Now the sneaking serpent walks
In mild humility,
And the just man rages in the wilds
Where lions roam.
LATELY I’VE BEEN HAUNTED that I’ll have a tombstone that reads, “he was a nice chap; you know, a good sort.” I probably will never have a tombstone because I’ve decided to donate my organs–I’m even thinking of composting the rest. But if I do have some kind of memorial–say a bench in the park–I do not want the epitaph to have anything to do with niceness. I was nice for a long time and ended up worshiping the opinions of other people.
Niceness is the enemy of greatness
The more I look at lives that transcend the cul-de-sacs of our imagination–world changing lives–I have become aware of three characteristics: obedience (!), integrity, and a kind of deliberate recklessness.

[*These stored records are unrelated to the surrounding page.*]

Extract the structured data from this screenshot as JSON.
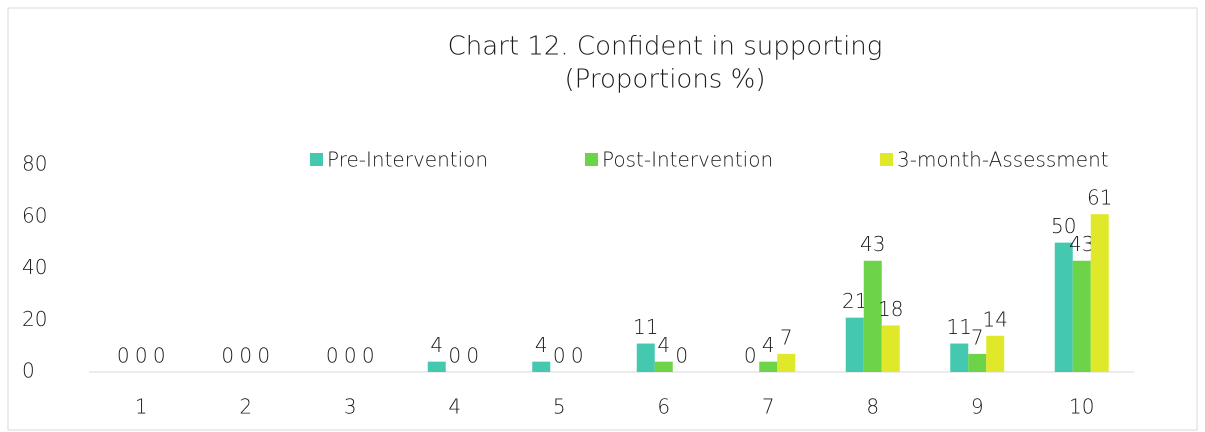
{
  "chart_data": {
    "type": "bar",
    "title": "Chart 12. Confident in supporting",
    "subtitle": "(Proportions %)",
    "categories": [
      "1",
      "2",
      "3",
      "4",
      "5",
      "6",
      "7",
      "8",
      "9",
      "10"
    ],
    "series": [
      {
        "name": "Pre-Intervention",
        "color": "#45c8b0",
        "values": [
          0,
          0,
          0,
          4,
          4,
          11,
          0,
          21,
          11,
          50
        ]
      },
      {
        "name": "Post-Intervention",
        "color": "#6dd44a",
        "values": [
          0,
          0,
          0,
          0,
          0,
          4,
          4,
          43,
          7,
          43
        ]
      },
      {
        "name": "3-month-Assessment",
        "color": "#e0e82a",
        "values": [
          0,
          0,
          0,
          0,
          0,
          0,
          7,
          18,
          14,
          61
        ]
      }
    ],
    "ylim": [
      0,
      80
    ],
    "yticks": [
      0,
      20,
      40,
      60,
      80
    ],
    "grid": false,
    "legend": "top"
  }
}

I’d like to have three cups of tea with Desmond Tutu. He is probably kind. This has nothing to do with niceness. His life is marked by obedience to his Hoy Orders; people who transcend “niceness” are obedient to a higher calling.
This is counterintuitive: we associate obedience with weakness. I couldn’t agree less: “The hottest places in hell,” writes Dante, “are reserved for those who neither loved nor rebelled against God.” In other words, perhaps, they are nice chaps–the good sort–always careful, cautious and innocuous. They never worry about making people angry, and aim to please people, before all else.
This isn’t a call to “get religion”; it’s a reminder that as humans we are primally given to worship. When we choose a higher calling we are more likely to change the world.
Character marks an adult. We know people with character from a mile a way. Wrinkles from grinning and gritting are marks of greatness, and should never be botox’d off.
People of strong character do not define their lives by things; they define the nature of things by their lives. People with character both suffer and succeed peacefully; they are unmoved by the modulations of popular opinion.
Again, in reference to Tutu, we tend to think of him as a kind of saintly, sweet older man. That said, he has openly worked against apartheid, tuberculosis, homophobia, xenophobia, and all matter of oppression. According to the mores of South Africa in the 1990s, this wasn’t “nice”; he was perfectly dangerous.
When we are young, many of us are told to “be careful,” “watch out,” “don’t touch,” “that’s hot.” “Do not touch, do not taste, do not drink”–this is the stuff of bad religion–theistic and atheistic. (A trip through the magazine aisle at Whole Foods reminds me that believers don’t have the market cornered on bad religion). This makes mice of men; ego foragers in the graylight of the dusky mind.
Sometimes I feel the optimist’s creed is nihilism with a sundress.
World changers like Tutu have kind of re-learned recklessness. “Relearned,” because it inborn. A child is born in a state of nearly constant abandon and learning and growth. Sylvia Plath didn’t write poetry because it was pretty, or cute. Plath wrote poetry to assault and obliterate and speak true (“Daddy I have to kill you”).
With Tutu, I’d say that “we’ll be surprised by the people we see in heaven.”
“God,” he continues “has a soft spot for sinners.”